# Decision Trees

```{image} https://cdn.mathpix.com/snip/images/Hhr4nUXPvrS7xn4jX0WeDJFYuaZyBZT_P1WBCr1W4_k.original.fullsize.png
:alt: Decision Trees
:align: center
:width: 90%
```

Decision trees are a type of supervised learning algorithm used for both classification and regression tasks, though they are more commonly used for classification. They are called "decision trees" because the model uses a tree-like structure of decisions and their possible consequences, including chance event outcomes, resource costs, and utility.

## How Decision Trees Work

The algorithm divides the data into two or more homogeneous sets based on the most significant attributes making the groups as distinct as possible. It uses a method called "recursive partitioning" or "splitting" to do this, which starts at the top of the tree (the "root") and splits the data into subsets by making decisions based on feature values. This process is repeated on each derived subset in a recursive manner called recursive partitioning. The recursion is completed when the algorithm cannot make any further splits or when it reaches a predefined condition set by the user, such as a maximum tree depth or a minimum number of samples per leaf.

## Components of Decision Trees

- **Root Node**: Represents the entire dataset, which gets divided into two or more homogeneous sets.
- **Splitting**: Process of dividing a node into two or more sub-nodes based on certain conditions.
- **Decision Node**: After splitting, the sub-nodes become decision nodes, where further splits can occur.
- **Leaf/Terminal Node**: Nodes that do not split further, representing the outcome or decision.
- **Pruning**: Reducing the size of decision trees by removing parts of the tree that do not provide additional power to classify instances. This is done to make the tree simpler and to avoid overfitting.

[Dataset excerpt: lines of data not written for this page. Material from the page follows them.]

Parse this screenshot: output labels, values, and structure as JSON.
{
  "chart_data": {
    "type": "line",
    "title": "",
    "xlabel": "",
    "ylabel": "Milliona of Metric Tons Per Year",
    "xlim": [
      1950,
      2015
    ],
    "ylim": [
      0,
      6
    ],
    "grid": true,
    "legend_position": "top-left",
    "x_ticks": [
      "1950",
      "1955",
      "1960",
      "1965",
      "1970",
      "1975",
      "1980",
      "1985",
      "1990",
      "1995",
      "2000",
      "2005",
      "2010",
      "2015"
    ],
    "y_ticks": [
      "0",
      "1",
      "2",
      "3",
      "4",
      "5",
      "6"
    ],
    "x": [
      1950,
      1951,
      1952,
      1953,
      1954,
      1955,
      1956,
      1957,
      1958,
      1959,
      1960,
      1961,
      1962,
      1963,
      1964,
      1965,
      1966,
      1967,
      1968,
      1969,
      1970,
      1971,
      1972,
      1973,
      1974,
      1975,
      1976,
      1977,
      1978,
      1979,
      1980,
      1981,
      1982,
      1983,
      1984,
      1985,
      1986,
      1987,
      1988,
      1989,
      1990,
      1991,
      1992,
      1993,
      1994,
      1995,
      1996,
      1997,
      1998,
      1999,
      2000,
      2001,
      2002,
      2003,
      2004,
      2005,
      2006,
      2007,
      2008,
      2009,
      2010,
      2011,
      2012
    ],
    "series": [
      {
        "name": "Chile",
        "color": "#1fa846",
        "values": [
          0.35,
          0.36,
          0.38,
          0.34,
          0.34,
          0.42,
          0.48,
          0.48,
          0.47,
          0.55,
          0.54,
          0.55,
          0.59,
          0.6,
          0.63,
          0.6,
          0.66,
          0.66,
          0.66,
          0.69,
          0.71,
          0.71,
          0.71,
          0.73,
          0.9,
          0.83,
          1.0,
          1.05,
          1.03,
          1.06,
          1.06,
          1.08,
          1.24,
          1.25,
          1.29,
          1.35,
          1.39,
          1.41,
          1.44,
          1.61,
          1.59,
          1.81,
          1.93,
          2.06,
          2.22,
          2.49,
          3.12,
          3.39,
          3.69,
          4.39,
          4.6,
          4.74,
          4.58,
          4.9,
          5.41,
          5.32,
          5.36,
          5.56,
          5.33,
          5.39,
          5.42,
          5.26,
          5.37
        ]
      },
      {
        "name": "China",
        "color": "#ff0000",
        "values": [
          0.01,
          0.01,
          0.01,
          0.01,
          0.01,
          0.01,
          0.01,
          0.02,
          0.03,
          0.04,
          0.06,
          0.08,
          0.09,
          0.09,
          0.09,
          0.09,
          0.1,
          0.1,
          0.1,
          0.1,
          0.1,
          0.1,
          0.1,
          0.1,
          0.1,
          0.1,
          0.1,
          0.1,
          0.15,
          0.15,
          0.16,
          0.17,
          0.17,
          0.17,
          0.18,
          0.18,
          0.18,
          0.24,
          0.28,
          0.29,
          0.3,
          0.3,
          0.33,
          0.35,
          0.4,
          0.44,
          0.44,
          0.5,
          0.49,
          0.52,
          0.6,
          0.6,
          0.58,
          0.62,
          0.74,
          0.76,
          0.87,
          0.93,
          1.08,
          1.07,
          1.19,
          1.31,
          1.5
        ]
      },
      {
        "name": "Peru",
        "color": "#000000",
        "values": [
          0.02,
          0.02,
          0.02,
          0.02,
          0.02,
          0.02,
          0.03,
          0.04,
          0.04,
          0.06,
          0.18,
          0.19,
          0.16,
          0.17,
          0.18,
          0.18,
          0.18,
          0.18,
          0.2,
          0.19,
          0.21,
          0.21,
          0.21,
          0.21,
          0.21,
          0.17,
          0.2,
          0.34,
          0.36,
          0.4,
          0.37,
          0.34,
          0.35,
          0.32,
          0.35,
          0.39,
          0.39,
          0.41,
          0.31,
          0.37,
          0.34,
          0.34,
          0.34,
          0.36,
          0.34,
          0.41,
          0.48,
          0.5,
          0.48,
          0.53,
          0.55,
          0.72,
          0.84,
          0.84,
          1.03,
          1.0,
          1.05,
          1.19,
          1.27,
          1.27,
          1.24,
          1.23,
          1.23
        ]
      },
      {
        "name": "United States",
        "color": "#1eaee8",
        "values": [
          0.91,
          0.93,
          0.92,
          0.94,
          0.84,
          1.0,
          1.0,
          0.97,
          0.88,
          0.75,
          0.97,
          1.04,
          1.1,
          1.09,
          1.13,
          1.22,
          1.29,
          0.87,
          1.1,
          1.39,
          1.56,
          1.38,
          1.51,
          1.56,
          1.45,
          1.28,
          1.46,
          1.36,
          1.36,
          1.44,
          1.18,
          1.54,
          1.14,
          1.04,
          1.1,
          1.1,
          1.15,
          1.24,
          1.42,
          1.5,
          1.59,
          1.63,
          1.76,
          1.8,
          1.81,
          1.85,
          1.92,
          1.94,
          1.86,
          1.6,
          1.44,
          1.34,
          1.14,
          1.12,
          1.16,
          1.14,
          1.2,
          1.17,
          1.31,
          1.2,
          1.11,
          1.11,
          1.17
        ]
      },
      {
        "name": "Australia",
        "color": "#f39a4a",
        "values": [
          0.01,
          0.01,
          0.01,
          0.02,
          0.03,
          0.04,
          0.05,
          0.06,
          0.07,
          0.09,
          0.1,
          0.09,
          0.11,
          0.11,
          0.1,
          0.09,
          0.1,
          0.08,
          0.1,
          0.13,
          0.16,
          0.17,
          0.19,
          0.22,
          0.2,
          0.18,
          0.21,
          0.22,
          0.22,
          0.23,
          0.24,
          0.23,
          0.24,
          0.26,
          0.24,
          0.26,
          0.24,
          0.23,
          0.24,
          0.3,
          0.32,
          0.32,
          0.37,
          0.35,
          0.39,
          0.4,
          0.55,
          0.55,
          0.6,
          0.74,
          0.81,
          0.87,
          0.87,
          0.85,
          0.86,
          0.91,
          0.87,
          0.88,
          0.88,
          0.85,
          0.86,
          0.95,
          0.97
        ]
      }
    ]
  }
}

```{image} https://cdn.mathpix.com/snip/images/Vq66kx7sefZXguwCIqy1TM60U-zcpGlsFYILno-HBQY.original.fullsize.png
:alt: Knn
:align: center
:width: 90%
```

## Criteria for Splitting

Decision trees use various metrics to decide how to split the data at each step:
- For classification tasks, commonly used metrics are Gini impurity, Entropy, and Classification Error.
- For regression tasks, variance reduction is often used.

## Example

Imagine you want to decide on the activity for your weekend. The decision could depend on multiple factors such as the weather and whether you have company. A decision tree for this scenario might look something like this:

- The root node starts with the question: "Is it raining?" 
    - If "Yes", the tree might direct you to a decision "Stay in and read".
    - If "No", it then asks, "Do you have company?" 
        - If "Yes", the decision might be "Go hiking".
        - If "No", the decision could be "Visit a cafe".

This example simplifies the decision tree concept. In real-world data science tasks, decision trees consider many more variables and outcomes, and the decisions are based on quantitative data from the features of the dataset.

## Advantages and Disadvantages

**Advantages:**
- Easy to understand and interpret.
- Requires little data preparation.
- Can handle both numerical and categorical data.
- Can handle multi-output problems.

**Disadvantages:**
- Prone to overfitting, especially with complex trees.
- Can be unstable because small variations in the data might result in a completely different tree being generated.
- Decision boundaries are linear, which may not accurately represent the data's actual structure.

To combat overfitting, techniques like pruning (reducing the size of the tree), setting a maximum depth for the tree, and ensemble methods like Random Forests are often used.